Objectives One important component of patient-centred care is provider incorporation of patient contextual factors—life circumstances relevant to their care—in managing the patient's health. The current study uses data sets collected from direct observation of care to examine if how a provider learns contextual information influences whether the provider incorporates the information into a care plan.
Methods Three data sets were reanalysed: a research study with physicians, a quality improvement project with physicians and a performance measurement project with telephone health assistants. In each data set, investigators compute rates of incorporation of patient contextual factors into the care plan for encounters in which factors were elicited in response to a probe by the provider versus revealed spontaneously by the patient. We report the rates, CIs and associated ORs for each study and overall using a random effects meta-analysis.
Results Providers elicited 57%, 49% and 30% of patient contextual factors identified in encounters in each data set. Patient contextual factors identified in response to probes were incorporated into the plan of care more frequently than those revealed spontaneously by patients (68% vs 46%, 71% vs 54% and 93% vs 77%, respectively).
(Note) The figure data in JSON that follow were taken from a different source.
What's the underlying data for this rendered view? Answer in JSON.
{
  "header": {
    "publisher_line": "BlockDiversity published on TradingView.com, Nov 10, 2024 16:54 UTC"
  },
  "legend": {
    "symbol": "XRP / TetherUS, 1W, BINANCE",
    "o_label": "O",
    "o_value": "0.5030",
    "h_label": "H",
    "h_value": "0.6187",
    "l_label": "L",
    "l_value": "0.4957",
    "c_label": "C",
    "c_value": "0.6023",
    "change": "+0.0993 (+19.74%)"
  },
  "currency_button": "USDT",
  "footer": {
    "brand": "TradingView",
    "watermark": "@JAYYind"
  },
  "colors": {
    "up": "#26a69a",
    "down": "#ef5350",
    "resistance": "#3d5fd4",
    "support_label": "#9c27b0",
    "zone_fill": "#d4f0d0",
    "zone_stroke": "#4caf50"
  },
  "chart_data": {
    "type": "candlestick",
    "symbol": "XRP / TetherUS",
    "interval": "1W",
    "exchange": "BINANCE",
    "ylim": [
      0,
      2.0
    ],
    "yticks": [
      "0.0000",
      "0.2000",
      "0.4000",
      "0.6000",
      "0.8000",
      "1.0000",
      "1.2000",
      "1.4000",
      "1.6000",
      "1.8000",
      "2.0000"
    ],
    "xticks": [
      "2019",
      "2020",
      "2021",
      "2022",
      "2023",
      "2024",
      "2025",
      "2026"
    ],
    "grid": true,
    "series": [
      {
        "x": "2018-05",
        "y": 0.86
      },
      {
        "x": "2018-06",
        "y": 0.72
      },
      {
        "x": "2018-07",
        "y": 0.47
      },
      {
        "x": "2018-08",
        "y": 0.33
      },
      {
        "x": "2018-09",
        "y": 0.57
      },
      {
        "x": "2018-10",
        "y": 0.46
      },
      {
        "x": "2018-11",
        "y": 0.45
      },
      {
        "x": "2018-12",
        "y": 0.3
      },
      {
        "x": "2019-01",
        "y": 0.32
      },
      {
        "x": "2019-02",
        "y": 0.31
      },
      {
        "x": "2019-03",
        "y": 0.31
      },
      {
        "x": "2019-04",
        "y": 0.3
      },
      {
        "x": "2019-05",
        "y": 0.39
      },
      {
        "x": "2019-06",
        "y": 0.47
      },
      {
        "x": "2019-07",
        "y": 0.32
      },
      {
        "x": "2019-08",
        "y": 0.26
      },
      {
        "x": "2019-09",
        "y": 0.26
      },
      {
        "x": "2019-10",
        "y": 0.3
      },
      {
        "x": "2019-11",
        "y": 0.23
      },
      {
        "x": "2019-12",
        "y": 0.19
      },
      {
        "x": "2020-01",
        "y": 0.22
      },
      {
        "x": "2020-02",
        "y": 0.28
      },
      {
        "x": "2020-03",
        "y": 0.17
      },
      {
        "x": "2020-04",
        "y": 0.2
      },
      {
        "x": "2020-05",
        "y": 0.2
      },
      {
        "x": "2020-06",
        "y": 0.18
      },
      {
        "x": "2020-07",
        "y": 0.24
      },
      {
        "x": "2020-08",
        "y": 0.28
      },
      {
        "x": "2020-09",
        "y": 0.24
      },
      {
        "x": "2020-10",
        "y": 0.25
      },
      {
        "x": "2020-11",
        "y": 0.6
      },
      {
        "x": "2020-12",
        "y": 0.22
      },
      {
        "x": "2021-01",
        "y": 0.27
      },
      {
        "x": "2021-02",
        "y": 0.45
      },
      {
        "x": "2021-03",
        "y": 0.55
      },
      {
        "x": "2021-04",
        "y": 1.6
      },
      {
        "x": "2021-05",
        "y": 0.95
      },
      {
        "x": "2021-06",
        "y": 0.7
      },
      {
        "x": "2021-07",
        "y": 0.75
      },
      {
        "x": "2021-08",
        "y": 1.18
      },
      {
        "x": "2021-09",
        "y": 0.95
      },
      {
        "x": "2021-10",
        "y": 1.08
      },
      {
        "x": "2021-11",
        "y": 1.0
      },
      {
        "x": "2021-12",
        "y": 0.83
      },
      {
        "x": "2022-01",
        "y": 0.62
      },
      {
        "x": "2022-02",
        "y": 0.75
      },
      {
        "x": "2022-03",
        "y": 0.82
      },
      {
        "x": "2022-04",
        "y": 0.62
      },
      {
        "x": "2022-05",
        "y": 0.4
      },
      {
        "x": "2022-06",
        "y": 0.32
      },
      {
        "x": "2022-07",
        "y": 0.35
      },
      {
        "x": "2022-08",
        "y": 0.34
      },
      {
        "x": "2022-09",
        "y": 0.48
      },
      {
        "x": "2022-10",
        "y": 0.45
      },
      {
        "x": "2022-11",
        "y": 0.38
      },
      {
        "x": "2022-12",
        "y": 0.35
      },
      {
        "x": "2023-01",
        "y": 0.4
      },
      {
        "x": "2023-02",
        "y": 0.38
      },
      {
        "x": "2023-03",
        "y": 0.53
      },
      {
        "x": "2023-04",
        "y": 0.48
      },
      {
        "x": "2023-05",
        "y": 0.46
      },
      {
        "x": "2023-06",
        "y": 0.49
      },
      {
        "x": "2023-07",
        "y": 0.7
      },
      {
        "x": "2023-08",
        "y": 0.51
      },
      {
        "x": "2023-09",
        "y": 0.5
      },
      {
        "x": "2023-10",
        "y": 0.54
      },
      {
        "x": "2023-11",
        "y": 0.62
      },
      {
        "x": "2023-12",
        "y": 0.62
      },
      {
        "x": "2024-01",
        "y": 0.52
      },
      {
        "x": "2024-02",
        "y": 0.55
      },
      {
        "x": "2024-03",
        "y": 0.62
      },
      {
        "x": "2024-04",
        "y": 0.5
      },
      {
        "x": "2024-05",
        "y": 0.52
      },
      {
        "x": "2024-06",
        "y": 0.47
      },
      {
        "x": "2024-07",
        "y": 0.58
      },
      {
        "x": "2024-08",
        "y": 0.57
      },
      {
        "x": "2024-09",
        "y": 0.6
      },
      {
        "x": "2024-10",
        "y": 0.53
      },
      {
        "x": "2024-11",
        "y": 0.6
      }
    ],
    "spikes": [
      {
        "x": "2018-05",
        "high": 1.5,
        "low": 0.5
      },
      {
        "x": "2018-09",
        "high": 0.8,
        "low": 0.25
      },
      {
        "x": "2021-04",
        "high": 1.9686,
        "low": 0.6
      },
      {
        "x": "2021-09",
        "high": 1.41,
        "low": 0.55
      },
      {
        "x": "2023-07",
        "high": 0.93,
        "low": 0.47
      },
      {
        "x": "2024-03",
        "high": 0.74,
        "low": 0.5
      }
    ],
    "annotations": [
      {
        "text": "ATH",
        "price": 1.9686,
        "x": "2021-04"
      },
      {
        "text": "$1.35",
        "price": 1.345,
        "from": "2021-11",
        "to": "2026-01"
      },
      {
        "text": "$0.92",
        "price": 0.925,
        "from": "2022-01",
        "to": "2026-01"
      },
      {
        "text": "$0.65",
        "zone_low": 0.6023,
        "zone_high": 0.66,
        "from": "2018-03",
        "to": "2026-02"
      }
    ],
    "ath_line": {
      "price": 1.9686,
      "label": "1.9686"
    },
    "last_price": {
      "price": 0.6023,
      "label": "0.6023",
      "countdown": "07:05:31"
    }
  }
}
The summary OR for incorporation of patient contextual factors into the care plan when the factor was probed versus revealed spontaneously was 4.16 (95% CI 2.0 to 8.6). While this estimate was associated with significant heterogeneity (I2=76%), the ORs for the individual data sets were 2.53 (1.4 to 4.5), 6.25 (4.9 to 8.0) and 4.2 (0.9 to 19.3).
Conclusions In encounters where addressing patient contextual factors may play an important role in care decisions, factors that are elicited actively by the provider are more likely to be incorporated in the care plan than factors revealed spontaneously by the patient. These differences in the care process associated with provider performance can only be demonstrated through direct observation.